Question

In the absence of Aufbau rule, what block would K(19), Sc(21) and Ca(20) belong to:
(A) s-block
(B) p-block
(C) d-block
(D) f-block

Answer 1

Hint: Aufbau rule states that the arrangement of electrons in ground state electronic configuration occurs in a way that electrons first occupy those orbitals that have less energy. The number of electrons present in the ground state of an element is equal to its atomic number.


Complete step by step answer:
Let’s know something about the Aufbau rule first.
- Aufbau rule states that the arrangement of electrons in ground state electronic configuration occurs in a way that electrons first occupy those orbitals that have less energy.
- It is an approximation that energy of orbitals can be shown by the (n+l) rule where n is the principal quantum number and l is the azimuthal quantum number of the orbital.
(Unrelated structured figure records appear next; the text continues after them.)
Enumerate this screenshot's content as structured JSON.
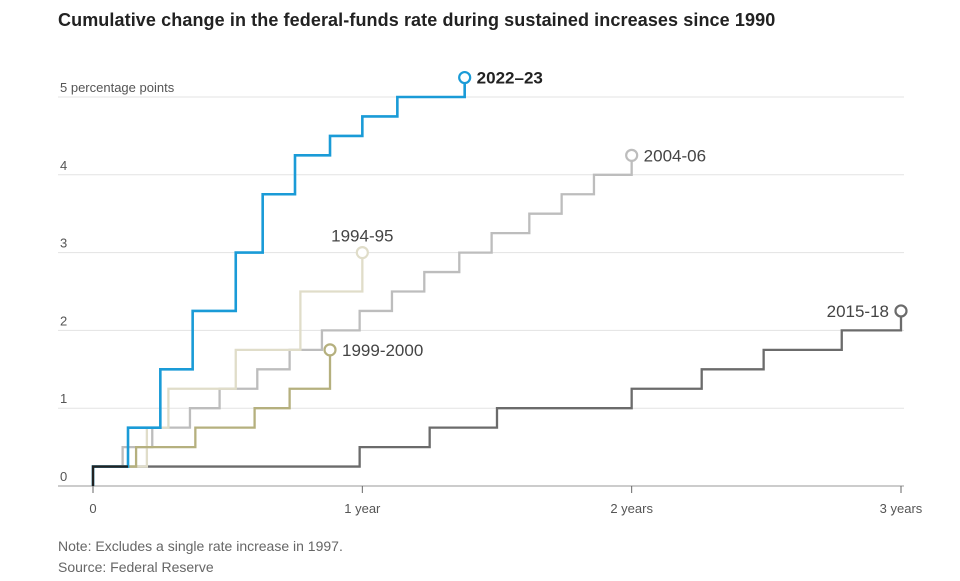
{
  "title": "Cumulative change in the federal-funds rate during sustained increases since 1990",
  "notes": [
    "Note: Excludes a single rate increase in 1997.",
    "Source: Federal Reserve"
  ],
  "chart_data": {
    "type": "line",
    "step": true,
    "title": "Cumulative change in the federal-funds rate during sustained increases since 1990",
    "xlabel": "",
    "ylabel": "percentage points",
    "xlim": [
      0,
      3
    ],
    "ylim": [
      0,
      5
    ],
    "y_ticks": [
      {
        "v": 0,
        "label": "0"
      },
      {
        "v": 1,
        "label": "1"
      },
      {
        "v": 2,
        "label": "2"
      },
      {
        "v": 3,
        "label": "3"
      },
      {
        "v": 4,
        "label": "4"
      },
      {
        "v": 5,
        "label": "5 percentage points"
      }
    ],
    "x_ticks": [
      {
        "v": 0,
        "label": "0"
      },
      {
        "v": 1,
        "label": "1 year"
      },
      {
        "v": 2,
        "label": "2 years"
      },
      {
        "v": 3,
        "label": "3 years"
      }
    ],
    "series": [
      {
        "name": "2015-18",
        "color": "#6b6b6b",
        "bold": false,
        "label_side": "left",
        "x": [
          0,
          0.99,
          1.25,
          1.5,
          2.0,
          2.26,
          2.49,
          2.78,
          3.0
        ],
        "y": [
          0.25,
          0.5,
          0.75,
          1.0,
          1.25,
          1.5,
          1.75,
          2.0,
          2.25
        ]
      },
      {
        "name": "2004-06",
        "color": "#bdbdbd",
        "bold": false,
        "label_side": "right",
        "x": [
          0,
          0.11,
          0.22,
          0.36,
          0.47,
          0.61,
          0.73,
          0.85,
          0.99,
          1.11,
          1.23,
          1.36,
          1.48,
          1.62,
          1.74,
          1.86,
          2.0
        ],
        "y": [
          0.25,
          0.5,
          0.75,
          1.0,
          1.25,
          1.5,
          1.75,
          2.0,
          2.25,
          2.5,
          2.75,
          3.0,
          3.25,
          3.5,
          3.75,
          4.0,
          4.25
        ]
      },
      {
        "name": "1994-95",
        "color": "#e0ddc9",
        "bold": false,
        "label_side": "above",
        "x": [
          0,
          0.2,
          0.28,
          0.53,
          0.77,
          1.0
        ],
        "y": [
          0.25,
          0.75,
          1.25,
          1.75,
          2.5,
          3.0
        ]
      },
      {
        "name": "1999-2000",
        "color": "#b5b07e",
        "bold": false,
        "label_side": "right",
        "x": [
          0,
          0.16,
          0.38,
          0.6,
          0.73,
          0.88
        ],
        "y": [
          0.25,
          0.5,
          0.75,
          1.0,
          1.25,
          1.75
        ]
      },
      {
        "name": "2022–23",
        "color": "#1a9bd7",
        "bold": true,
        "label_side": "right",
        "x": [
          0,
          0.13,
          0.25,
          0.37,
          0.53,
          0.63,
          0.75,
          0.88,
          1.0,
          1.13,
          1.38
        ],
        "y": [
          0.25,
          0.75,
          1.5,
          2.25,
          3.0,
          3.75,
          4.25,
          4.5,
          4.75,
          5.0,
          5.25
        ]
      }
    ]
  }
}
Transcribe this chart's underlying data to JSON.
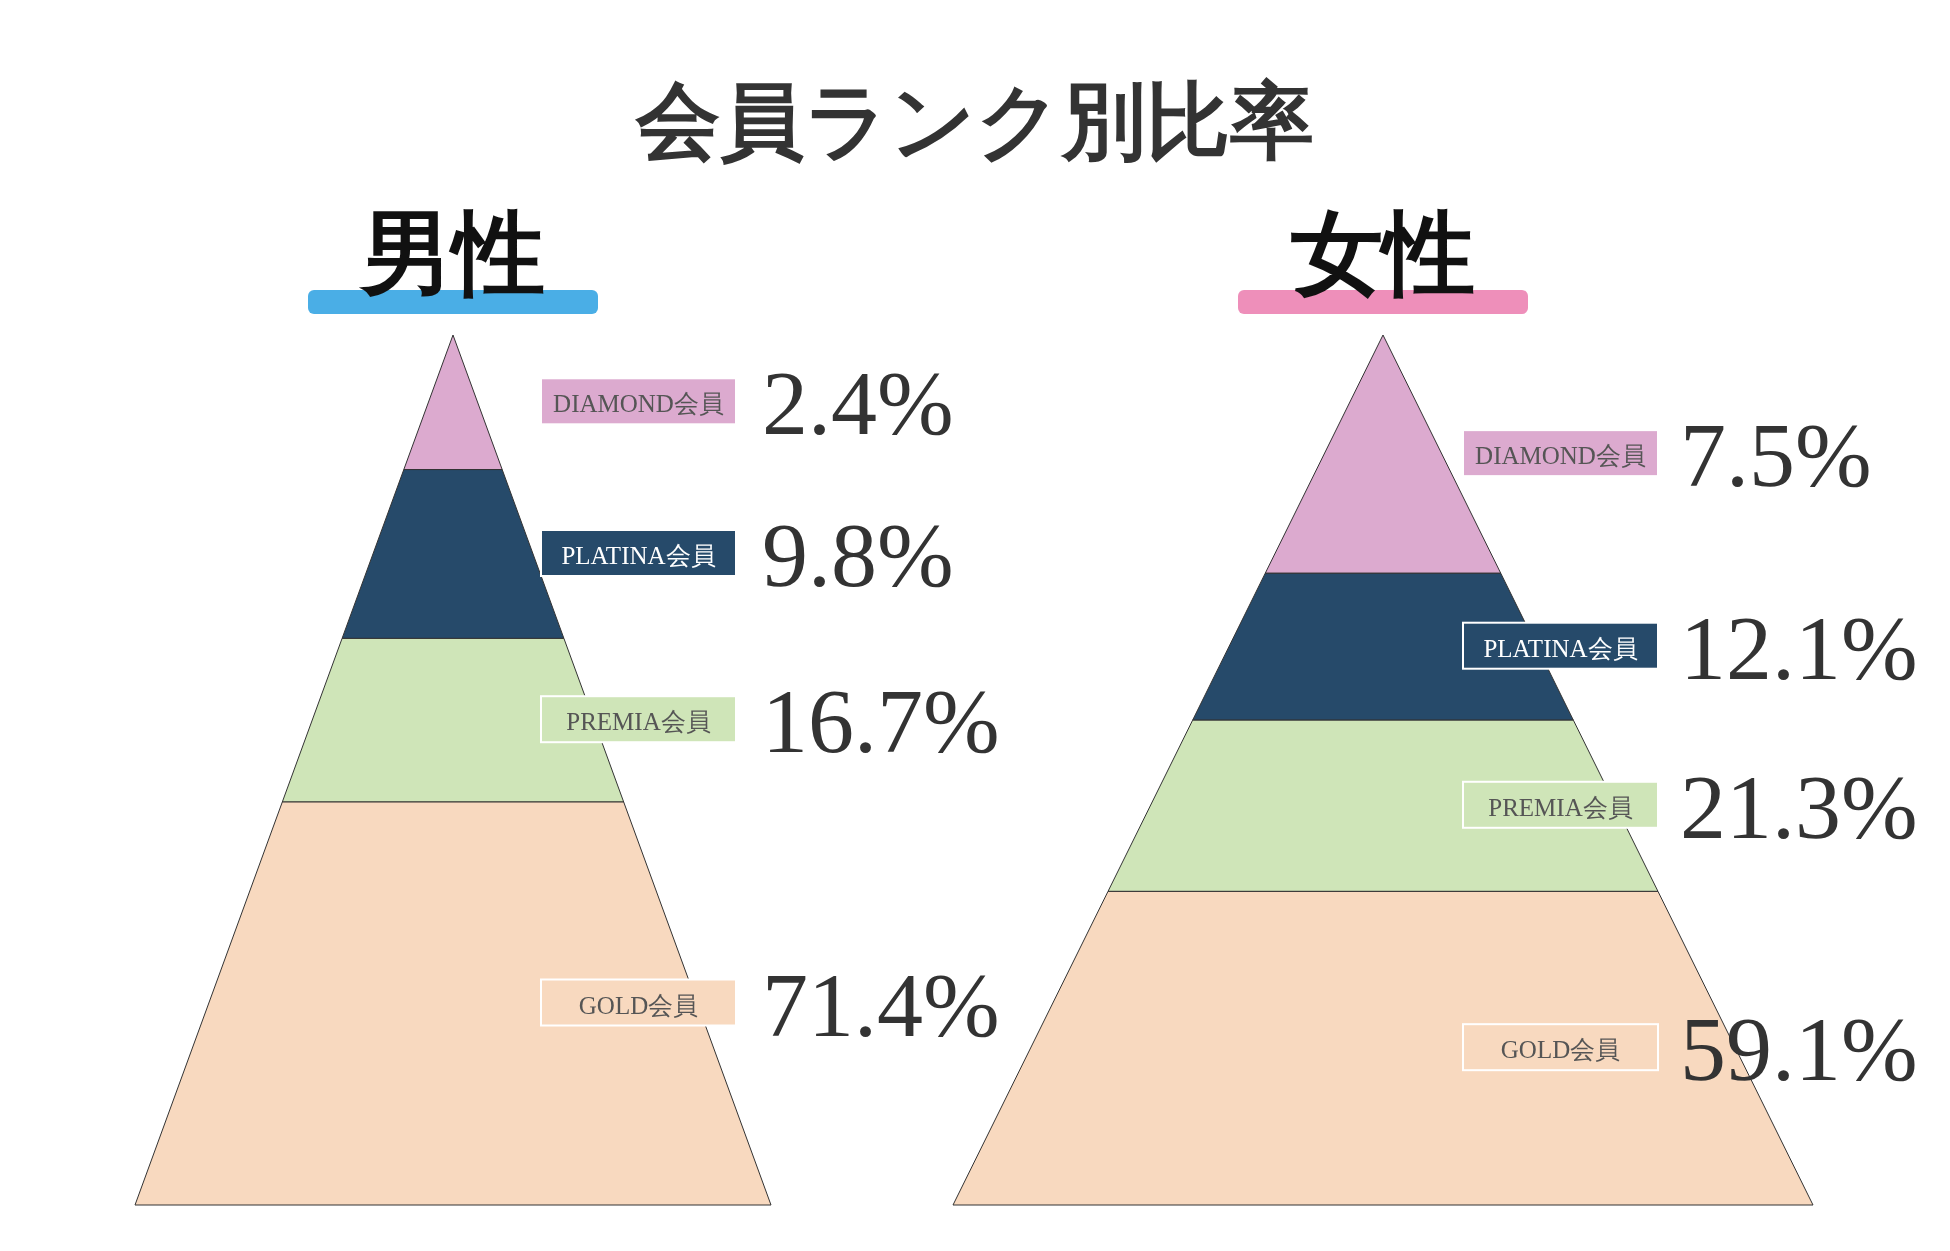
{
  "chart_data": [
    {
      "type": "other",
      "title": "会員ランク別比率"
    },
    {
      "type": "other",
      "title": "男性",
      "color": "#4aaee6",
      "categories": [
        "DIAMOND会員",
        "PLATINA会員",
        "PREMIA会員",
        "GOLD会員"
      ],
      "values": [
        2.4,
        9.8,
        16.7,
        71.4
      ],
      "value_labels": [
        "2.4%",
        "9.8%",
        "16.7%",
        "71.4%"
      ],
      "colors": [
        "#dcaacf",
        "#264a6a",
        "#cfe5b8",
        "#f8d9bf"
      ]
    },
    {
      "type": "other",
      "title": "女性",
      "color": "#ee8fba",
      "categories": [
        "DIAMOND会員",
        "PLATINA会員",
        "PREMIA会員",
        "GOLD会員"
      ],
      "values": [
        7.5,
        12.1,
        21.3,
        59.1
      ],
      "value_labels": [
        "7.5%",
        "12.1%",
        "21.3%",
        "59.1%"
      ],
      "colors": [
        "#dcaacf",
        "#264a6a",
        "#cfe5b8",
        "#f8d9bf"
      ]
    }
  ]
}
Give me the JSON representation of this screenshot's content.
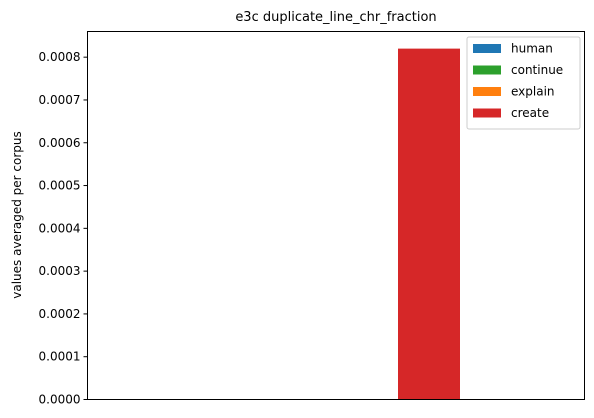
{
  "chart_data": {
    "type": "bar",
    "title": "e3c duplicate_line_chr_fraction",
    "xlabel": "",
    "ylabel": "values averaged per corpus",
    "ylim": [
      0,
      0.00086
    ],
    "yticks": [
      "0.0000",
      "0.0001",
      "0.0002",
      "0.0003",
      "0.0004",
      "0.0005",
      "0.0006",
      "0.0007",
      "0.0008"
    ],
    "categories": [
      ""
    ],
    "series": [
      {
        "name": "human",
        "color": "#1f77b4",
        "values": [
          0
        ]
      },
      {
        "name": "continue",
        "color": "#2ca02c",
        "values": [
          0
        ]
      },
      {
        "name": "explain",
        "color": "#ff7f0e",
        "values": [
          0
        ]
      },
      {
        "name": "create",
        "color": "#d62728",
        "values": [
          0.00082
        ]
      }
    ],
    "grid": false,
    "legend_position": "top-right"
  }
}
Higher the (n+l) number, higher will be its energy. e.g. Electrons will occupy 4s orbital first than 3d because the (n+l) number for 4s is (4+0)=4 and for 3d orbital it is (3+2)=5.
- So, we do not use Aufbau’s rule in arrangement of electrons in orbitals, then (n+l) rule will not be followed as well as it is an Aufbau’s approximation, so electrons will occupy the orbitals in the order of principal quantum number only. So, let’s try and find the new electronic configurations of given elements as Aufbau’s rule is not followed.

i) K(19):
Here, the atomic number of Potassium is given 19. So, we can get that the number of electrons present in the ground state will be equal to the number of protons present which is 19. So, electrons will arrange in orbitals in an increasing order of principal quantum number only. So, new electronic configuration of K will be:
$$K:1s^{2}2s^{2}2p^{6}3s^{2}3p^{6}3d^1$$
Here, we can see that the last electron is in the d-orbital of the compound. So, this compound can be of d-block because d-block compounds are those compounds who have their last electron filled in any d-orbitals.

ii) Sc(21):
We know that Sc will have 21 electrons in its ground state electronic configuration. So, if we arrange all these electrons as Aufbau’s rule not being followed, we will get its new electronic configuration as
$$Sc:1s^{2}2s^{2}2p^{6}3s^{2}3p^{6}3d^3$$
Here, we can see that the last electron is filled in the d-orbital. So, it could be a d-block element.

iii) Ca(20):
We know that total electrons in the ground state of Ca will be 20. So, if we arrange them in a way that Aufbaus rule not being followed, it will get its new electronic configuration as follows:
$$Ca:1s^{2}2s^{2}2p^{6}3s^{2}3p^{6}3d^2$$
We can see that the last electron is in d-orbital, so this compound will be called a d-block element.

So, from the above discussion, we can say that if Aufbau rule is not being followed, then K, Sc and Ca will be d-block elements.

So, the correct answer is option (C) d-block.

Note:
Do not get confused between Hund's rule and Aufbau rule, Hund rule states that electrons will be arranged in the orbitals having the same energy in a way that the resulting spin multiplicity will be highest.